To give two clear examples. That social life is not only relationships among individuals but also in relationships with things is something that a lot of sociological theory is you can forget or minimize, but civil codes have never been able to forget it. The fact that the individuals who participate in the social life of die is also many times not addressed, but the right can’t forget it (i.and successions are always a relevant issue). Moreover, some basic distinctions in the law (for example, between people and things) are basic distinctions of social life, and that in fact distinctions that a good part of the social theory used without thinking too much.

When we decided that the right is social theory, we are not proposing that the specific articles of specific laws, but the principles and bases of the right represent a theoretical reflection relevant. The specific laws are different applications (and which may be different) from those theoretical principles, and that’s why this entry is called right as a social theory applied.

To the extent that the right then is social theory ‘embodied’ in the social practice, their observation may be of high interest for other social sciences. Let’s think about the logics of different systems of law -regarded as a very concise and general, simplified almost to absurdity – and what they mean in theoretical terms in coordination. A legal system based on the ‘civil law’ coordinates decisions basing each one of them separately in a body of explicit legal. This is very similar to all theoretical traditions that think of social life as the application of rules. A system of ‘common law‘ is not associated with their decisions that way, but that each one of them associated with other specific decisions (the same type of relationship between actions that allows the traditions to be flexible in a way that no traditionalism ‘encoded’ may be). To use another example, Weber makes multiple references in Economy and Society (for example p 868-870 of the recent 2014 edition of FCE) to the justice of the cadi, in which -finally – every decision is ‘worth it’, with a very lax general principles (not derived from specific decisions or previous to encodings explicit set).
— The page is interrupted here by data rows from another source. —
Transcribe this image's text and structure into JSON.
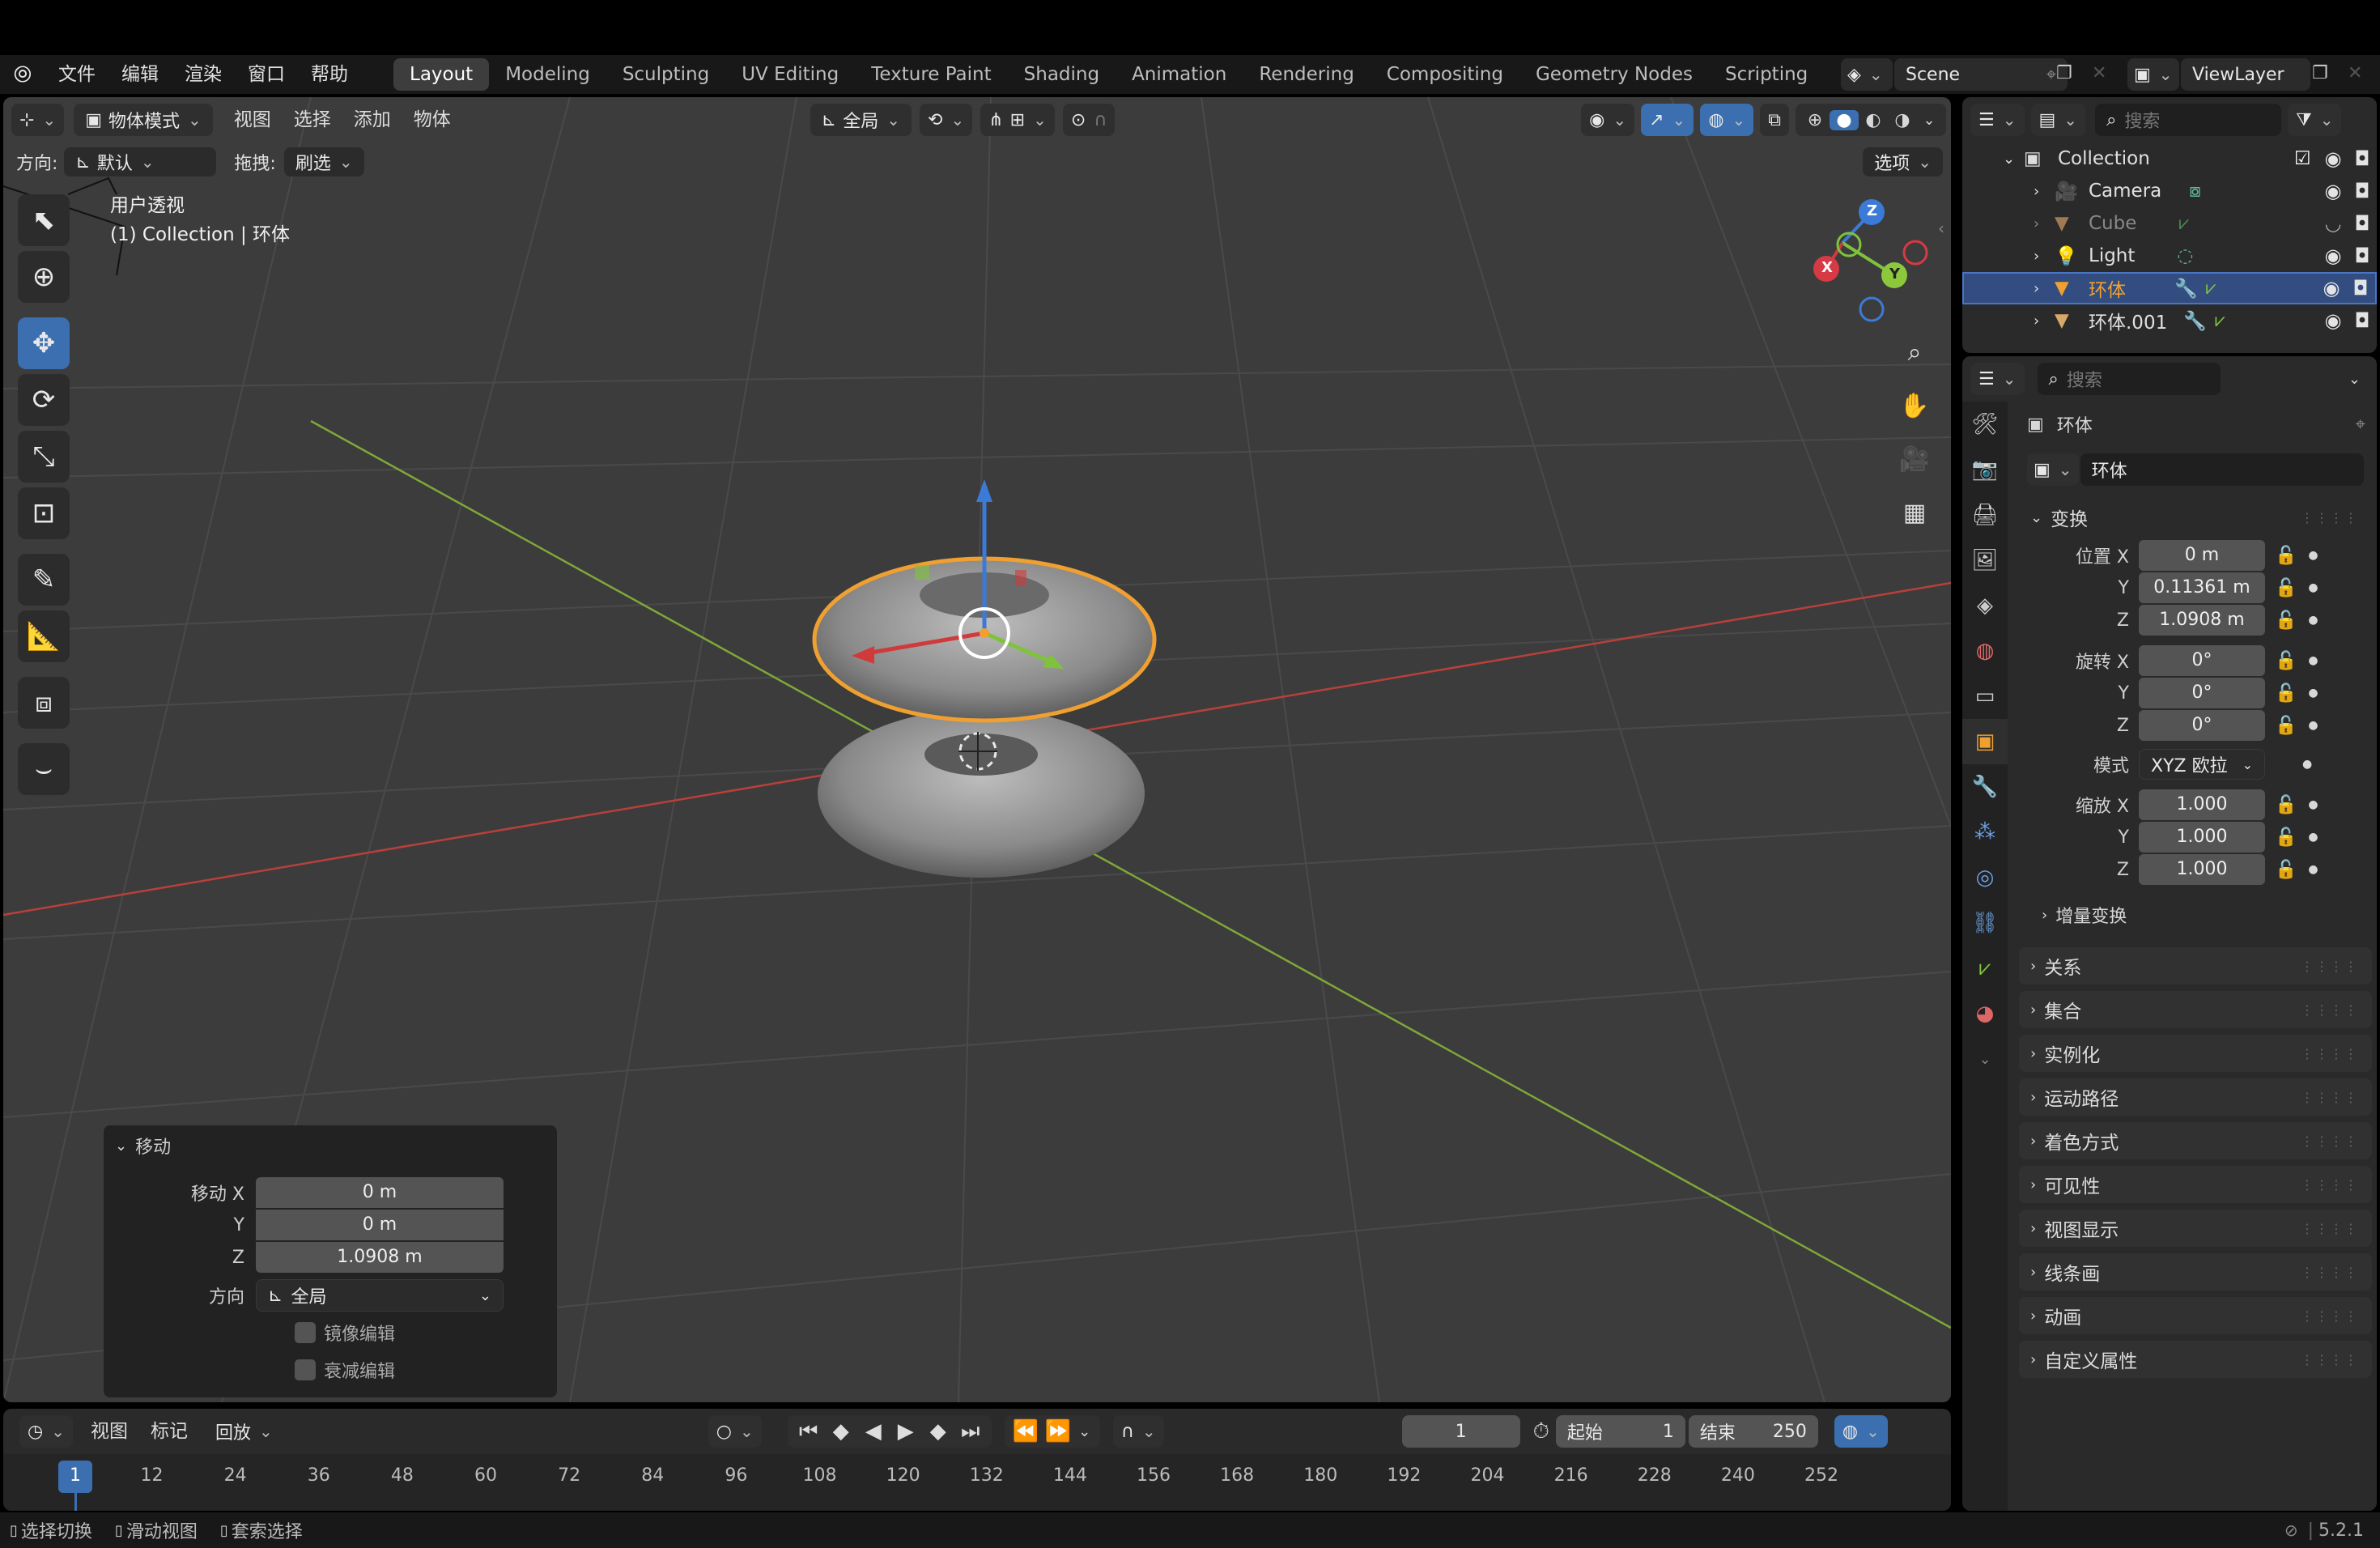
{
  "topbar": {
    "menus": [
      "文件",
      "编辑",
      "渲染",
      "窗口",
      "帮助"
    ],
    "workspaces": [
      "Layout",
      "Modeling",
      "Sculpting",
      "UV Editing",
      "Texture Paint",
      "Shading",
      "Animation",
      "Rendering",
      "Compositing",
      "Geometry Nodes",
      "Scripting"
    ],
    "active_workspace": "Layout",
    "add_tab": "+",
    "scene": "Scene",
    "view_layer": "ViewLayer"
  },
  "viewport_header": {
    "mode": "物体模式",
    "menus": [
      "视图",
      "选择",
      "添加",
      "物体"
    ],
    "transform_orientation": "全局"
  },
  "tool_settings": {
    "orientation_label": "方向:",
    "orientation_value": "默认",
    "drag_label": "拖拽:",
    "drag_value": "刷选",
    "options": "选项"
  },
  "viewport": {
    "view_name": "用户透视",
    "context": "(1) Collection | 环体",
    "gizmo": {
      "x": "X",
      "y": "Y",
      "z": "Z"
    }
  },
  "operator_panel": {
    "title": "移动",
    "move_x_label": "移动 X",
    "move_x": "0 m",
    "move_y_label": "Y",
    "move_y": "0 m",
    "move_z_label": "Z",
    "move_z": "1.0908 m",
    "orientation_label": "方向",
    "orientation_value": "全局",
    "mirror": "镜像编辑",
    "proportional": "衰减编辑"
  },
  "outliner": {
    "search_placeholder": "搜索",
    "collection": "Collection",
    "items": [
      {
        "name": "Camera"
      },
      {
        "name": "Cube"
      },
      {
        "name": "Light"
      },
      {
        "name": "环体"
      },
      {
        "name": "环体.001"
      }
    ]
  },
  "properties": {
    "search_placeholder": "搜索",
    "object_name": "环体",
    "object_field": "环体",
    "transform_title": "变换",
    "location_label": "位置 X",
    "loc_x": "0 m",
    "loc_y": "0.11361 m",
    "loc_z": "1.0908 m",
    "rotation_label": "旋转 X",
    "rot_x": "0°",
    "rot_y": "0°",
    "rot_z": "0°",
    "mode_label": "模式",
    "mode_value": "XYZ 欧拉",
    "scale_label": "缩放 X",
    "scale_x": "1.000",
    "scale_y": "1.000",
    "scale_z": "1.000",
    "y_label": "Y",
    "z_label": "Z",
    "delta_transform": "增量变换",
    "panels": [
      "关系",
      "集合",
      "实例化",
      "运动路径",
      "着色方式",
      "可见性",
      "视图显示",
      "线条画",
      "动画",
      "自定义属性"
    ]
  },
  "timeline": {
    "menus": [
      "视图",
      "标记"
    ],
    "playback": "回放",
    "current_frame": "1",
    "start_label": "起始",
    "start": "1",
    "end_label": "结束",
    "end": "250",
    "ticks": [
      "1",
      "12",
      "24",
      "36",
      "48",
      "60",
      "72",
      "84",
      "96",
      "108",
      "120",
      "132",
      "144",
      "156",
      "168",
      "180",
      "192",
      "204",
      "216",
      "228",
      "240",
      "252"
    ]
  },
  "statusbar": {
    "items": [
      "选择切换",
      "滑动视图",
      "套索选择"
    ],
    "version": "5.2.1"
  },
  "colors": {
    "selection_outline": "#f0a030",
    "accent_blue": "#3b6fb0",
    "x_axis": "#c8413b",
    "y_axis": "#7fb83a",
    "z_axis": "#3c7ad8"
  }
}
This relationship of the action to general principles, but that cannot be reduced to explicit rules is a way of thinking that is also common to various intellectual traditions.

In other words, the major legal systems are associated to different ways of thinking about action, and its relationship with other actions. The law is not a field of study either, and not even a field of study particularly interesting due to their weight in society, is a field of study relevant because, to use an old phrase of Lévi-Strauss is ‘good to think’.